A major drawback of this approach is that we can’t use the ARM template to update the Application Gateway anymore.

Since the ARM template contains no VM registration, running it would flush the configuration done by the script in the previous section.  We could run the script afterwards but during the transition the Application Gateway wouldn’t serve any requests.

We therefore need to those updates using PowerShell.

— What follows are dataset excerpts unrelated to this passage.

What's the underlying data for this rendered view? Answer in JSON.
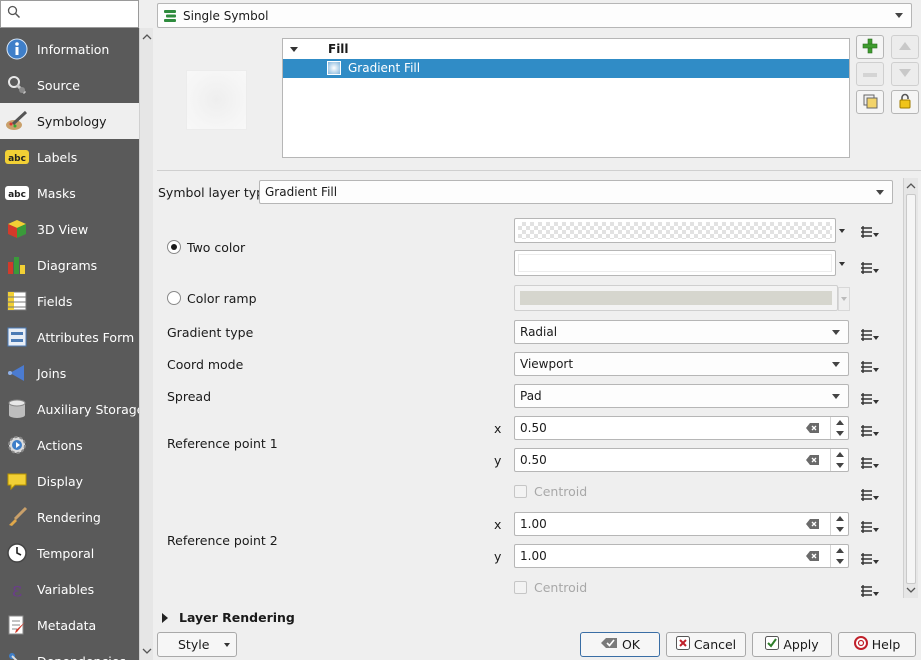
{
  "sidebar": {
    "search": {
      "value": "",
      "icon": "search-icon"
    },
    "items": [
      {
        "label": "Information",
        "icon": "info-icon",
        "active": false
      },
      {
        "label": "Source",
        "icon": "source-wrench-icon",
        "active": false
      },
      {
        "label": "Symbology",
        "icon": "brush-palette-icon",
        "active": true
      },
      {
        "label": "Labels",
        "icon": "abc-label-icon",
        "active": false
      },
      {
        "label": "Masks",
        "icon": "abc-mask-icon",
        "active": false
      },
      {
        "label": "3D View",
        "icon": "cube-3d-icon",
        "active": false
      },
      {
        "label": "Diagrams",
        "icon": "diagram-icon",
        "active": false
      },
      {
        "label": "Fields",
        "icon": "fields-table-icon",
        "active": false
      },
      {
        "label": "Attributes Form",
        "icon": "form-icon",
        "active": false
      },
      {
        "label": "Joins",
        "icon": "join-icon",
        "active": false
      },
      {
        "label": "Auxiliary Storage",
        "icon": "database-icon",
        "active": false
      },
      {
        "label": "Actions",
        "icon": "gear-play-icon",
        "active": false
      },
      {
        "label": "Display",
        "icon": "speech-bubble-icon",
        "active": false
      },
      {
        "label": "Rendering",
        "icon": "paintbrush-icon",
        "active": false
      },
      {
        "label": "Temporal",
        "icon": "clock-icon",
        "active": false
      },
      {
        "label": "Variables",
        "icon": "epsilon-icon",
        "active": false
      },
      {
        "label": "Metadata",
        "icon": "metadata-edit-icon",
        "active": false
      },
      {
        "label": "Dependencies",
        "icon": "dependencies-icon",
        "active": false
      }
    ]
  },
  "renderer": {
    "label": "Single Symbol",
    "icon": "single-symbol-icon"
  },
  "tree": {
    "root_label": "Fill",
    "child_label": "Gradient Fill",
    "side_buttons": [
      "add-layer",
      "remove-layer",
      "move-up",
      "move-down",
      "duplicate-layer",
      "lock-layer"
    ]
  },
  "layer_type": {
    "label": "Symbol layer type",
    "value": "Gradient Fill"
  },
  "gradient": {
    "two_color_label": "Two color",
    "color_ramp_label": "Color ramp",
    "two_color_selected": true,
    "color1": "transparent",
    "color2": "#ffffff",
    "ramp_color": "#d6d6ce",
    "gradient_type": {
      "label": "Gradient type",
      "value": "Radial"
    },
    "coord_mode": {
      "label": "Coord mode",
      "value": "Viewport"
    },
    "spread": {
      "label": "Spread",
      "value": "Pad"
    },
    "ref1": {
      "label": "Reference point 1",
      "x_label": "x",
      "y_label": "y",
      "x": "0.50",
      "y": "0.50",
      "centroid_label": "Centroid"
    },
    "ref2": {
      "label": "Reference point 2",
      "x_label": "x",
      "y_label": "y",
      "x": "1.00",
      "y": "1.00",
      "centroid_label": "Centroid"
    }
  },
  "layer_rendering": {
    "label": "Layer Rendering"
  },
  "footer": {
    "style": "Style",
    "ok": "OK",
    "cancel": "Cancel",
    "apply": "Apply",
    "help": "Help"
  },
  "colors": {
    "selection": "#308cc6",
    "sidebar_bg": "#5a5a5a"
  }
}
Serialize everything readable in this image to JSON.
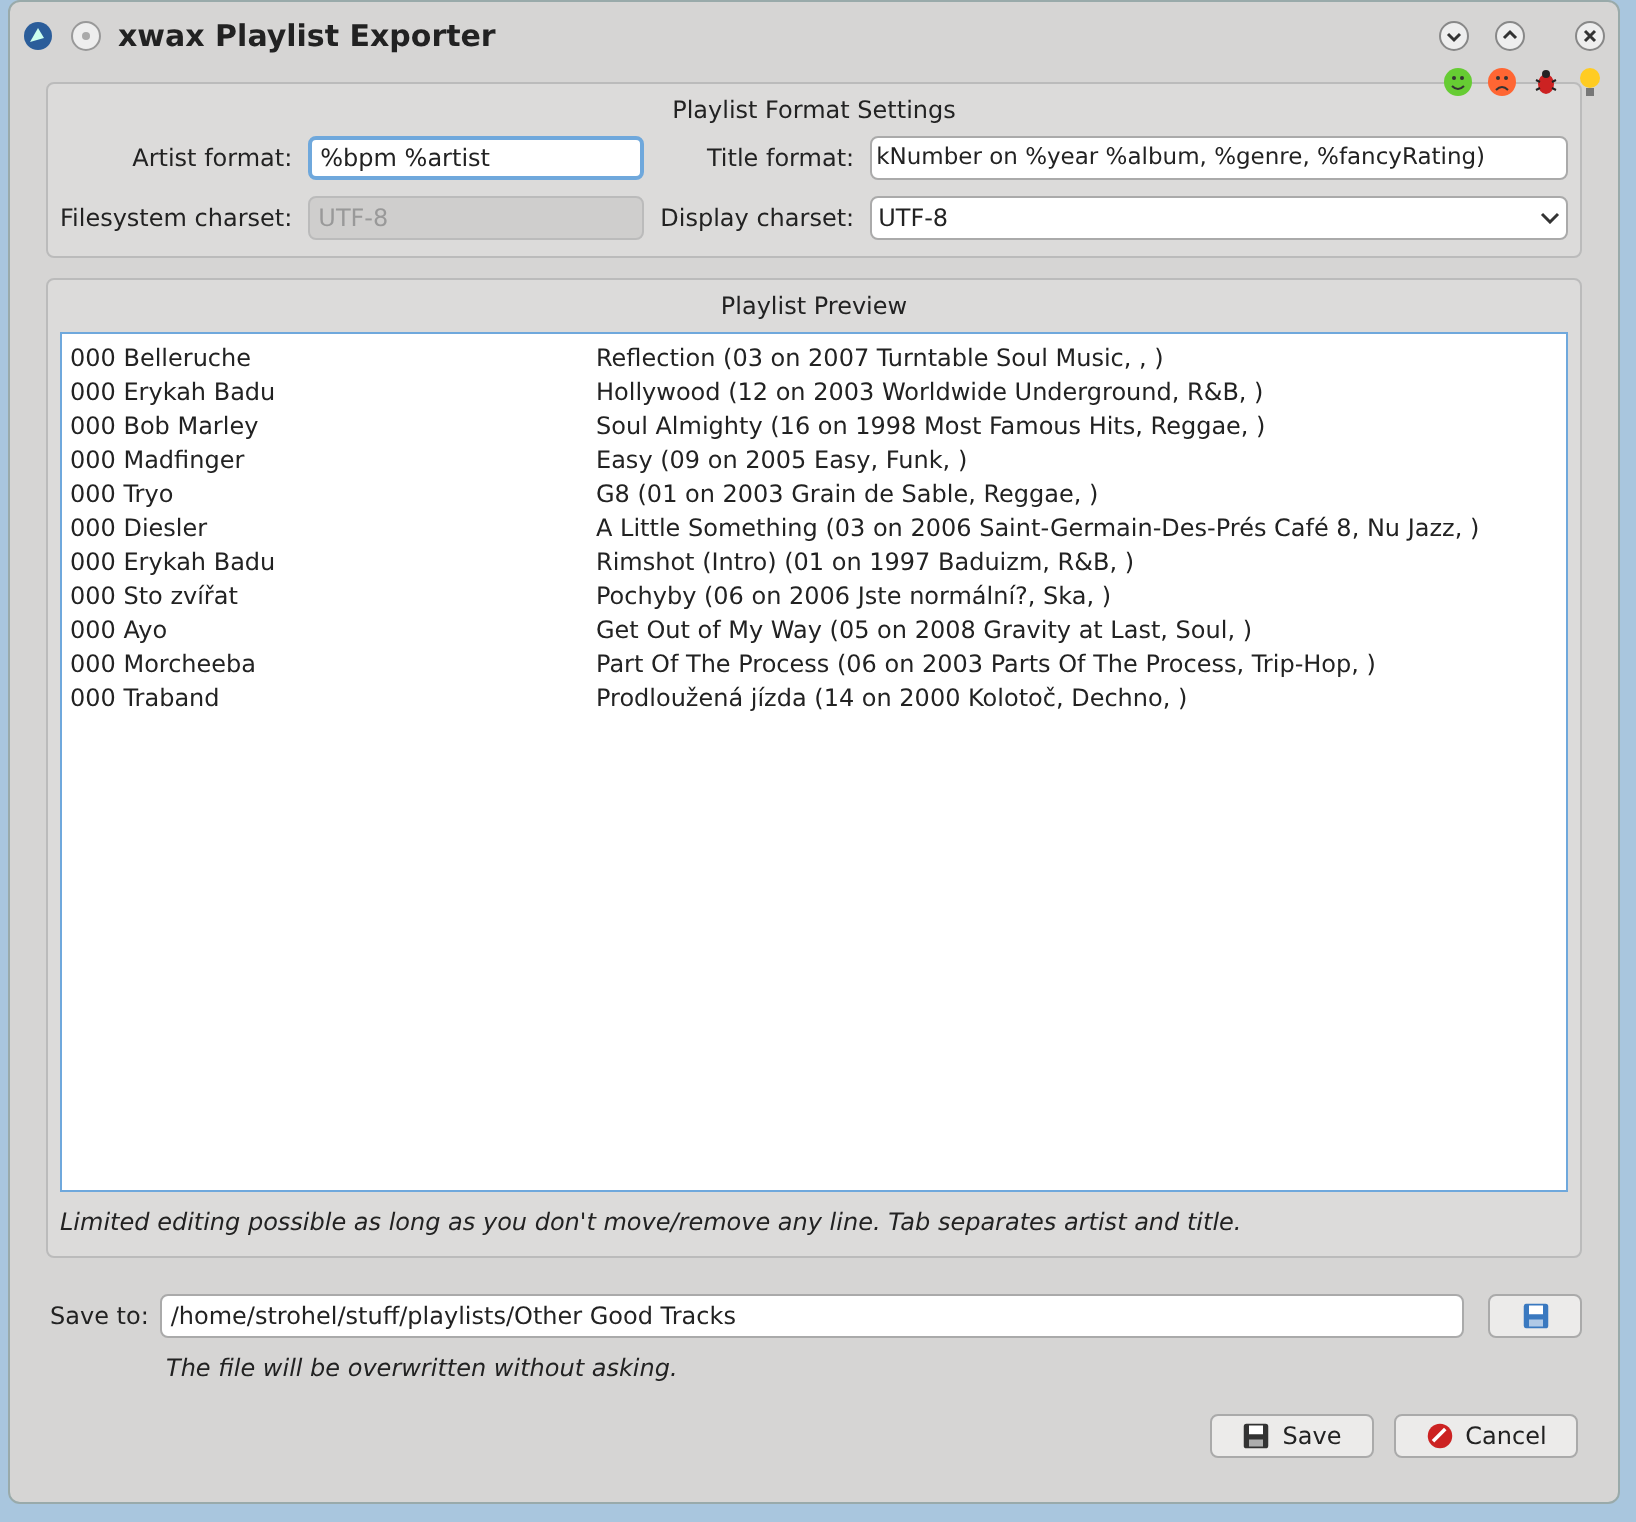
{
  "window": {
    "title": "xwax Playlist Exporter"
  },
  "format_settings": {
    "title": "Playlist Format Settings",
    "artist_format": {
      "label": "Artist format:",
      "value": "%bpm %artist"
    },
    "title_format": {
      "label": "Title format:",
      "value": "kNumber on %year %album, %genre, %fancyRating)"
    },
    "filesystem_charset": {
      "label": "Filesystem charset:",
      "value": "UTF-8",
      "disabled": true
    },
    "display_charset": {
      "label": "Display charset:",
      "value": "UTF-8"
    }
  },
  "preview": {
    "title": "Playlist Preview",
    "rows": [
      {
        "artist": "000 Belleruche",
        "title": "Reflection (03 on 2007 Turntable Soul Music, , )"
      },
      {
        "artist": "000 Erykah Badu",
        "title": "Hollywood (12 on 2003 Worldwide Underground, R&B, )"
      },
      {
        "artist": "000 Bob Marley",
        "title": "Soul Almighty (16 on 1998 Most Famous Hits, Reggae, )"
      },
      {
        "artist": "000 Madfinger",
        "title": "Easy (09 on 2005 Easy, Funk, )"
      },
      {
        "artist": "000 Tryo",
        "title": "G8 (01 on 2003 Grain de Sable, Reggae, )"
      },
      {
        "artist": "000 Diesler",
        "title": "A Little Something (03 on 2006 Saint-Germain-Des-Prés Café 8, Nu Jazz, )"
      },
      {
        "artist": "000 Erykah Badu",
        "title": "Rimshot (Intro) (01 on 1997 Baduizm, R&B, )"
      },
      {
        "artist": "000 Sto zvířat",
        "title": "Pochyby (06 on 2006 Jste normální?, Ska, )"
      },
      {
        "artist": "000 Ayo",
        "title": "Get Out of My Way (05 on 2008 Gravity at Last, Soul, )"
      },
      {
        "artist": "000 Morcheeba",
        "title": "Part Of The Process (06 on 2003 Parts Of The Process, Trip-Hop, )"
      },
      {
        "artist": "000 Traband",
        "title": "Prodloužená jízda (14 on 2000 Kolotoč, Dechno, )"
      }
    ],
    "hint": "Limited editing possible as long as you don't move/remove any line. Tab separates artist and title."
  },
  "save_to": {
    "label": "Save to:",
    "value": "/home/strohel/stuff/playlists/Other Good Tracks",
    "note": "The file will be overwritten without asking."
  },
  "buttons": [
    {
      "label": "Save",
      "kind": "save"
    },
    {
      "label": "Cancel",
      "kind": "cancel"
    }
  ]
}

As an example, here we add a URL map rule (see ChangeRule.ps1):


$resourceGroupName = "appgw"
$appGatewayName = "AppGateway"

#  Fetch Application Gateway object
$ag = Get-AzureRmApplicationGateway -ResourceGroupName $resourceGroupName -Name $appGatewayName

#  Grab backend address pools (A, B, C)
$backendAddressPoolA = $ag.BackendAddressPools | where {$_.Name -eq "app-a-Pool"}
$backendAddressPoolB = $ag.BackendAddressPools | where {$_.Name -eq "app-b-Pool"}
$backendAddressPoolC = $ag.BackendAddressPools | where {$_.Name -eq "app-c-Pool"}

#  Grab http settings (in our case, there is only one)
$backendHttpSetting = $ag.BackendHttpSettingsCollection[0]

#  Grab existing rules
$rules = $ag.UrlPathMaps[0].PathRules

#  Create a new rule, "rule-D"
$newRule = New-AzureRmApplicationGatewayPathRuleConfig -Name "rule-D" -Paths "/d/*" `
-BackendAddressPoolId $backendAddressPoolA.Id `
-BackendHttpSettingsId $backendHttpSetting.Id

#  Add the rule to existing rules (inplace)
$rules.Add($newRule)

#  Update Application Gateway resource with the object
Set-AzureRmApplicationGateway -ApplicationGateway $ag

Summary

This workaround is fastidious and breaks the concept of using ARM template both to create and update a deployment.  But until this limitation is lifted, it is the only way to work with Application Gateway routing traffic across peered VNETs.

We gave a few examples of PowerShell scripts used to manipulate the Application Gateway.

In general, the approach is to load the Application Gateway object, manipulate it and call Set-AzureRmApplicationGateway to propagate all the changes.